On Wed, 14 Jan 2009 16:12:28 +0100 Jan Kara <jack@suse.cz> wrote:

> To be really safe that the data hit the platter, we should also flush drive's
> writeback caches on fsync and for O_SYNC files or O_DIRSYNC inodes.
> 

It's not good to randomly sprinkle blkdev_issue_flush() calls all over
the filesystem like this.  How do we know that you didn't miss a site? 
How do we ensure that people who modify the fs in the future don't
forget to add the blkdev_issue_flush() call, if needed?

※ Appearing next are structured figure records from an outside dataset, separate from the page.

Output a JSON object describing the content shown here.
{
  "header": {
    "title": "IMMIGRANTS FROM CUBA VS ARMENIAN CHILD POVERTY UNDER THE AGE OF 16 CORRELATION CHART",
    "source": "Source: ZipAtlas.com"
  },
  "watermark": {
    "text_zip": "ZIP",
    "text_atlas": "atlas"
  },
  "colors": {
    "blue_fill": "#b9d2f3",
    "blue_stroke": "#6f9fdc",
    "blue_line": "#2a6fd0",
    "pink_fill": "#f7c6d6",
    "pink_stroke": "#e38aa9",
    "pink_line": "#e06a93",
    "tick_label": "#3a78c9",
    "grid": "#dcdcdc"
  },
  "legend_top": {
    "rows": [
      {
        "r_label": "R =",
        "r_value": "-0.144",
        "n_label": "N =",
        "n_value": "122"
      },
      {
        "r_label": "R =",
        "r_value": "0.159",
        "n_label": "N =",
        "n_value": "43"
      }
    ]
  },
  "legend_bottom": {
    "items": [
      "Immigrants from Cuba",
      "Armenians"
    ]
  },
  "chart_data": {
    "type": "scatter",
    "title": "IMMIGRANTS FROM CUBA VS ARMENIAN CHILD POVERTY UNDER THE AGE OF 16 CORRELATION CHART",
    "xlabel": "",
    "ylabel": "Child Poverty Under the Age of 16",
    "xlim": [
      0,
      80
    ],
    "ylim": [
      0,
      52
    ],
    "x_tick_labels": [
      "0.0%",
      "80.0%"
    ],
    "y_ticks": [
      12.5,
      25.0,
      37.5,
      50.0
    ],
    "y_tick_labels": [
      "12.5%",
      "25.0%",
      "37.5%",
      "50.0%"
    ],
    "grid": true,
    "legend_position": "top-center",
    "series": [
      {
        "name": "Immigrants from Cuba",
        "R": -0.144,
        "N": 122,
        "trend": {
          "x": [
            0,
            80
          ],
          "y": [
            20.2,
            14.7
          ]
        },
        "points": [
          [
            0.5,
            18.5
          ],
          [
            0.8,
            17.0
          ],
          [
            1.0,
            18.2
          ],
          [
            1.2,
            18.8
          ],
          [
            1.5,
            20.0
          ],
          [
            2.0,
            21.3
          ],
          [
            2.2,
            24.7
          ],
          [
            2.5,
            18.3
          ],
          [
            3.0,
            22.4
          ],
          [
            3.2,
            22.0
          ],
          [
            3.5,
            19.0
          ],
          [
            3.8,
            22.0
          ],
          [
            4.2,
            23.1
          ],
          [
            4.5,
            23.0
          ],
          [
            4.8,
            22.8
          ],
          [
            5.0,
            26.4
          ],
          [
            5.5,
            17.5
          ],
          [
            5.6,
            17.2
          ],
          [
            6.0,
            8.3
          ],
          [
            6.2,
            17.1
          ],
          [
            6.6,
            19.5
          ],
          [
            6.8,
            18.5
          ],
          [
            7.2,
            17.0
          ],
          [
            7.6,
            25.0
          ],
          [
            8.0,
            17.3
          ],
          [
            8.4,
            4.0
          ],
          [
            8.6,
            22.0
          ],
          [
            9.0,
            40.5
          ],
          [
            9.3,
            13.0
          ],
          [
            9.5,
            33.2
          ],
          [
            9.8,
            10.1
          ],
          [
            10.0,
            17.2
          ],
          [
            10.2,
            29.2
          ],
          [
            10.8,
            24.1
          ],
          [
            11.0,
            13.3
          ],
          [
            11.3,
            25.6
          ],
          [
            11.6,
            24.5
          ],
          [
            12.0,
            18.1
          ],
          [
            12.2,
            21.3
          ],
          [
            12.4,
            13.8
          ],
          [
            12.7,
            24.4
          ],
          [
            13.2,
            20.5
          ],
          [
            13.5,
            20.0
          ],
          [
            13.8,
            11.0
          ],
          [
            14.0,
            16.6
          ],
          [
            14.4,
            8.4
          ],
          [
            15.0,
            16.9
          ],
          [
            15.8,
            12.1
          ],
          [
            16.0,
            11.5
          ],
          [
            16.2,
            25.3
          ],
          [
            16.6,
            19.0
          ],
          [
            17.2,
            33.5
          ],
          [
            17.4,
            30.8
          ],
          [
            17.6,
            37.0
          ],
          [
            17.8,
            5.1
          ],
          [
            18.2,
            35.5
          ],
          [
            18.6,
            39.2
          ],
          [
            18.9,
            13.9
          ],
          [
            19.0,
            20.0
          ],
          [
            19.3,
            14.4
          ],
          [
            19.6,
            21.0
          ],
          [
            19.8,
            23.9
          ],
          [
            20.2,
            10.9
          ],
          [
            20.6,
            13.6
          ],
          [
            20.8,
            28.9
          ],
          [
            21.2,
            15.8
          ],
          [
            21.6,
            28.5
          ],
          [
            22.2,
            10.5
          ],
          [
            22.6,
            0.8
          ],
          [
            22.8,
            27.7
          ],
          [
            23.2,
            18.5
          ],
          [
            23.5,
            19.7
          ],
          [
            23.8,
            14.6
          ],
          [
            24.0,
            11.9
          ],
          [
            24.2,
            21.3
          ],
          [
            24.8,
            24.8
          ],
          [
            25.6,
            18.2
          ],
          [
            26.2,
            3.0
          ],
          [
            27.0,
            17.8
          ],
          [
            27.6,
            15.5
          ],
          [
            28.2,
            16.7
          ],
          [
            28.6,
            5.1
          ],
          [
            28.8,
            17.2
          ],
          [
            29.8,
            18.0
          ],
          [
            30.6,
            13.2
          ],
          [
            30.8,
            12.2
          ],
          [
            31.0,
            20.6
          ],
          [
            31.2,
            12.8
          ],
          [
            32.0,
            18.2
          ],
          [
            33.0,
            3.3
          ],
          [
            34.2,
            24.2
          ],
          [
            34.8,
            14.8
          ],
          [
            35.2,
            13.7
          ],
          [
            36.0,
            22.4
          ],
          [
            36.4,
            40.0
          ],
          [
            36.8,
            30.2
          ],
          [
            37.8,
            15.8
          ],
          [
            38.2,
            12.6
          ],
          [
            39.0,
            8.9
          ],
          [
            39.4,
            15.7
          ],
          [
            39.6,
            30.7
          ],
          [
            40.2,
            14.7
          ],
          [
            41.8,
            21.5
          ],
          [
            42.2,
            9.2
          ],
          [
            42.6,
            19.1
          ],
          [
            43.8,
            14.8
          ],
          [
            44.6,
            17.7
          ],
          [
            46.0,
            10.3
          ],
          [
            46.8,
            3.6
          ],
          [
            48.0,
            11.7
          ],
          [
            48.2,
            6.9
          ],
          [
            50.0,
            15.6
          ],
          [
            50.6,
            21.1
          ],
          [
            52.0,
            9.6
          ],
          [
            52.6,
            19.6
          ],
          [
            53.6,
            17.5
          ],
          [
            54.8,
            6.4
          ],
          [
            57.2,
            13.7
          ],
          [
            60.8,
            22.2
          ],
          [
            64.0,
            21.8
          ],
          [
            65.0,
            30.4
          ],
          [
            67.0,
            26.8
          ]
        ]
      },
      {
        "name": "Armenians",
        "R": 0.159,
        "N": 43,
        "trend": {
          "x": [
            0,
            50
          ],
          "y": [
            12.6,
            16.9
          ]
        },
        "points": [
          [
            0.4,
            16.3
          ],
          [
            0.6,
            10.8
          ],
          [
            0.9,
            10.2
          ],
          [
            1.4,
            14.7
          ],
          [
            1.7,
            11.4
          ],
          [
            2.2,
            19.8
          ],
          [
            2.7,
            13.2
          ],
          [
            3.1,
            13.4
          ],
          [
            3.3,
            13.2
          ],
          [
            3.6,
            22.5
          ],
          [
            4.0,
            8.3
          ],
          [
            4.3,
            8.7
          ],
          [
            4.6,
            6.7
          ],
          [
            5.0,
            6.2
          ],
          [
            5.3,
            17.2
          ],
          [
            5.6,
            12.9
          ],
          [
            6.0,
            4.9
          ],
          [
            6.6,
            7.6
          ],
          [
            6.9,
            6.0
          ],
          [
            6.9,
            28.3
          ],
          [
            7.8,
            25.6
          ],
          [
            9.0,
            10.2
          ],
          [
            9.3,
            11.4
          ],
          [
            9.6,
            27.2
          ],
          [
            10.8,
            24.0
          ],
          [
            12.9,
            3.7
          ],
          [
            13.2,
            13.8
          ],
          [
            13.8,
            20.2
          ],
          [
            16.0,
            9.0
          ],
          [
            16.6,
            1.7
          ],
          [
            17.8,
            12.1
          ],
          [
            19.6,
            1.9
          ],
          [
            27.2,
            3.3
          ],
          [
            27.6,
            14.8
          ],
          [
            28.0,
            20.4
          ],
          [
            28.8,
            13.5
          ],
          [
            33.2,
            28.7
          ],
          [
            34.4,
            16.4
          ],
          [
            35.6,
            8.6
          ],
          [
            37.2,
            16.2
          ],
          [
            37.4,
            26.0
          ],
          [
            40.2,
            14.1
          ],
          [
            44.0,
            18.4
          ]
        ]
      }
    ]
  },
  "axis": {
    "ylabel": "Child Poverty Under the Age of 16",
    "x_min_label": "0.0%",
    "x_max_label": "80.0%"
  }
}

IOW, it is fragile.  Is there anything we can do to make this more
robust?  Do the flush calls from some higher-level callsite?  Perhaps
even the VFS?

> @@ -97,8 +98,10 @@ static int ext2_commit_chunk(struct page *page, loff_t pos, unsigned len)
>  
>  	if (IS_DIRSYNC(dir)) {
>  		err = write_one_page(page, 1);
> -		if (!err)
> +		if (!err) {
>  			err = ext2_sync_inode(dir);
> +			blkdev_issue_flush(dir->i_sb->s_bdev, NULL);

The patch itself would have been a bit neater if it had added

int ext3_blkdev_issue_flush(struct inode *inode)

and called that, IMO.


Also, the changelog needs some work, methinks.

/**
 * blkdev_issue_flush - queue a flush
 * @bdev:	blockdev to issue flush for
 * @error_sector:	error sector
 *
 * Description:
 *    Issue a flush for the block device in question. Caller can supply
 *    room for storing the error offset in case of a flush error, if they
 *    wish to.  Caller must run wait_for_completion() on its own.
 */

So afaict the change you've made is incomplete.  We'll queue a
writeback command to the disk but we won't wait for it to be sent down
the wire.  Nor do we wait for the command to complete at the device
end.  So it can still be a looong time (seconds!) before the data which
the user thinks is on disk really is safe.

Yes?

If so, this design decision should be described in the changelog, and
justified.  Actually, doing this in the comment over
ext3_blkdev_issue_flush() would be good.